Daraine Luton, Senior Staff Reporter
National Security Minister Dwight Nelson has declared the nation's police will not run from criminals, but is shooting down suggestions from his Opposition counterpart that the force appears to have adopted a confrontational approach.
Addressing Parliament's Standing Finance Committee yesterday, Nelson said it was "not a deliberate strategy on the part of the police to kill people".
Peter Bunting, opposition spokesman on national security, had questioned whether the increase in fatal shootings by the police was indicative of a "deliberate strategy in increasing the confrontation with criminals".
Confrontation
Nelson, however, said that while there was no such strategy, the police "will not turn their backs to criminals".

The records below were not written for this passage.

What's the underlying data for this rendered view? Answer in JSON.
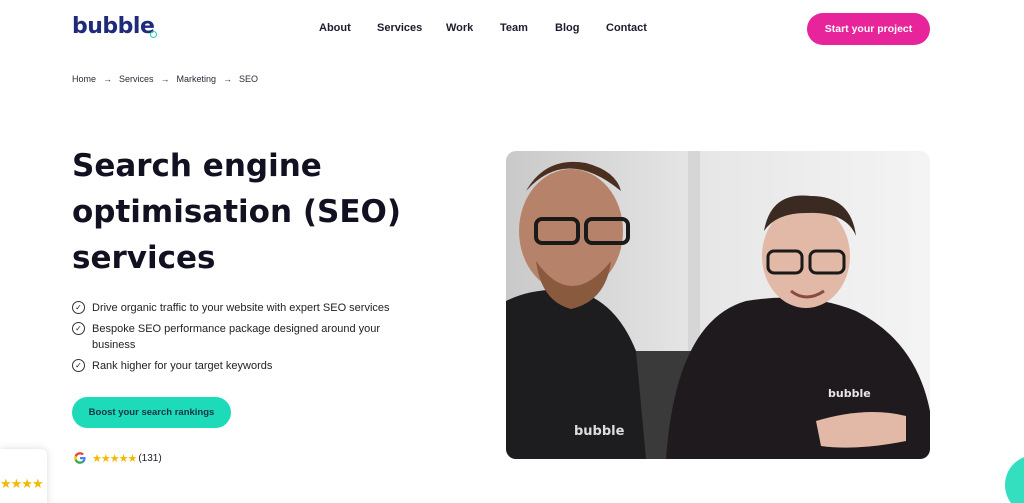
{
  "header": {
    "logo_text": "bubble",
    "nav": [
      {
        "label": "About"
      },
      {
        "label": "Services"
      },
      {
        "label": "Work"
      },
      {
        "label": "Team"
      },
      {
        "label": "Blog"
      },
      {
        "label": "Contact"
      }
    ],
    "cta_label": "Start your project"
  },
  "breadcrumb": [
    "Home",
    "Services",
    "Marketing",
    "SEO"
  ],
  "breadcrumb_separator": "→",
  "hero": {
    "title": "Search engine optimisation (SEO) services",
    "features": [
      "Drive organic traffic to your website with expert SEO services",
      "Bespoke SEO performance package designed around your business",
      "Rank higher for your target keywords"
    ],
    "button_label": "Boost your search rankings",
    "rating_stars": "★★★★★",
    "review_count": "(131)",
    "photo_shirt_text_left": "bubble",
    "photo_shirt_text_right": "bubble"
  },
  "widget": {
    "stars": "★★★★"
  },
  "icons": [
    "check-circle-icon",
    "google-icon",
    "star-icon",
    "arrow-right-icon"
  ],
  "colors": {
    "primary_pink": "#e8249a",
    "accent_teal": "#1ddbb8",
    "logo_blue": "#1f2a7a",
    "star_yellow": "#f5b800"
  }
}
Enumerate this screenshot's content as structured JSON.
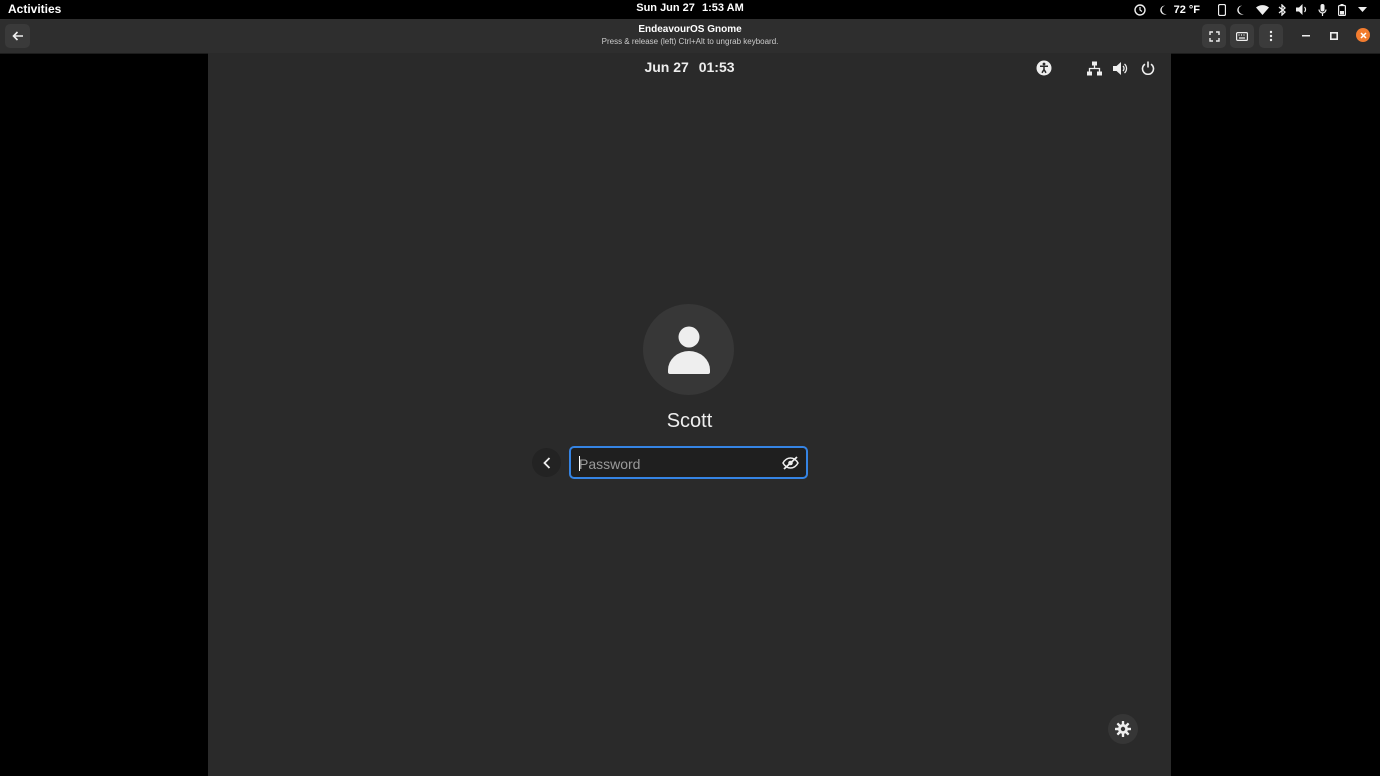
{
  "host_topbar": {
    "activities": "Activities",
    "date": "Sun Jun 27",
    "time": "1:53 AM",
    "weather": "72 °F"
  },
  "window": {
    "title": "EndeavourOS Gnome",
    "subtitle": "Press & release (left) Ctrl+Alt to ungrab keyboard.",
    "close_color": "#f27c2f"
  },
  "login": {
    "date": "Jun 27",
    "time": "01:53",
    "username": "Scott",
    "password_placeholder": "Password",
    "password_value": ""
  },
  "colors": {
    "accent": "#3584e4",
    "guest_bg": "#2a2a2a"
  },
  "icons": [
    "accessibility-icon",
    "network-icon",
    "volume-icon",
    "power-icon",
    "avatar-icon",
    "chevron-left-icon",
    "eye-slash-icon",
    "gear-icon"
  ]
}
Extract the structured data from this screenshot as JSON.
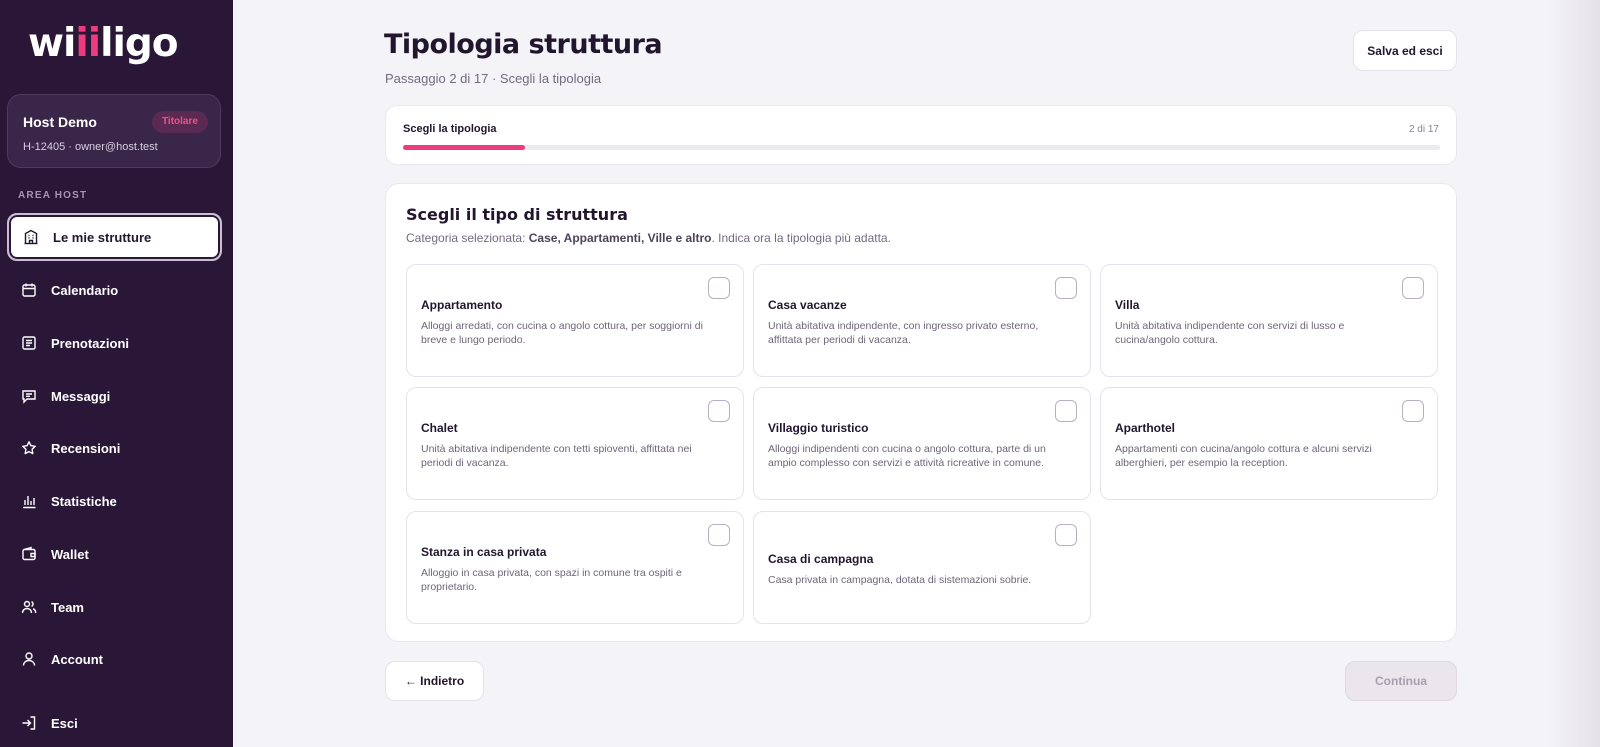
{
  "brand": {
    "logo_pre": "wi",
    "logo_accent": "ii",
    "logo_post": "ligo",
    "accent_color": "#ec3b7f",
    "sidebar_color": "#2a1738"
  },
  "host": {
    "name": "Host Demo",
    "badge": "Titolare",
    "meta": "H-12405 · owner@host.test"
  },
  "sidebar": {
    "section_label": "AREA HOST",
    "items": [
      {
        "label": "Le mie strutture",
        "icon": "building-icon",
        "active": true
      },
      {
        "label": "Calendario",
        "icon": "calendar-icon"
      },
      {
        "label": "Prenotazioni",
        "icon": "list-icon"
      },
      {
        "label": "Messaggi",
        "icon": "chat-icon"
      },
      {
        "label": "Recensioni",
        "icon": "star-icon"
      },
      {
        "label": "Statistiche",
        "icon": "bar-chart-icon"
      },
      {
        "label": "Wallet",
        "icon": "wallet-icon"
      },
      {
        "label": "Team",
        "icon": "team-icon"
      },
      {
        "label": "Account",
        "icon": "user-icon"
      }
    ],
    "logout": {
      "label": "Esci",
      "icon": "logout-icon"
    }
  },
  "header": {
    "title": "Tipologia struttura",
    "subtitle": "Passaggio 2 di 17 · Scegli la tipologia",
    "save_label": "Salva ed esci"
  },
  "progress": {
    "label": "Scegli la tipologia",
    "count": "2 di 17",
    "value": 0.118
  },
  "section": {
    "title": "Scegli il tipo di struttura",
    "desc_prefix": "Categoria selezionata: ",
    "desc_category": "Case, Appartamenti, Ville e altro",
    "desc_suffix": ". Indica ora la tipologia più adatta."
  },
  "options": [
    {
      "title": "Appartamento",
      "desc": "Alloggi arredati, con cucina o angolo cottura, per soggiorni di breve e lungo periodo.",
      "checked": false
    },
    {
      "title": "Casa vacanze",
      "desc": "Unità abitativa indipendente, con ingresso privato esterno, affittata per periodi di vacanza.",
      "checked": false
    },
    {
      "title": "Villa",
      "desc": "Unità abitativa indipendente con servizi di lusso e cucina/angolo cottura.",
      "checked": false
    },
    {
      "title": "Chalet",
      "desc": "Unità abitativa indipendente con tetti spioventi, affittata nei periodi di vacanza.",
      "checked": false
    },
    {
      "title": "Villaggio turistico",
      "desc": "Alloggi indipendenti con cucina o angolo cottura, parte di un ampio complesso con servizi e attività ricreative in comune.",
      "checked": false
    },
    {
      "title": "Aparthotel",
      "desc": "Appartamenti con cucina/angolo cottura e alcuni servizi alberghieri, per esempio la reception.",
      "checked": false
    },
    {
      "title": "Stanza in casa privata",
      "desc": "Alloggio in casa privata, con spazi in comune tra ospiti e proprietario.",
      "checked": false
    },
    {
      "title": "Casa di campagna",
      "desc": "Casa privata in campagna, dotata di sistemazioni sobrie.",
      "checked": false
    }
  ],
  "footer": {
    "back_label": "← Indietro",
    "continue_label": "Continua"
  }
}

"They will not run away from criminals. If criminals confront them they are going to confront the criminals," Nelson added.
He told the committee that the number of encounters between police and criminals has increased because criminals have "become emboldened to take on the police".
Nelson said the police, while awaiting the drafting and passage of anti-gang legislation, would continue to do regular spot checks, searches and curfews in an attempt to crack the back of major crimes.
Monuments in communities
Meanwhile, Nelson has committed to examining a suggestion from East Central St Catherine Member of Parliament Natalie Neita Headley to remove monuments of slain gunmen from communities.
"There is a trend that has developed where young men in a community, dependent on how violent they were, how much of a don they were before they were taken down by the gun, they seem to be rewarded by the erection of some monument after they have passed," Neita Headley noted.
Responding to her intervention, Nelson said it was an observation with which he empathised.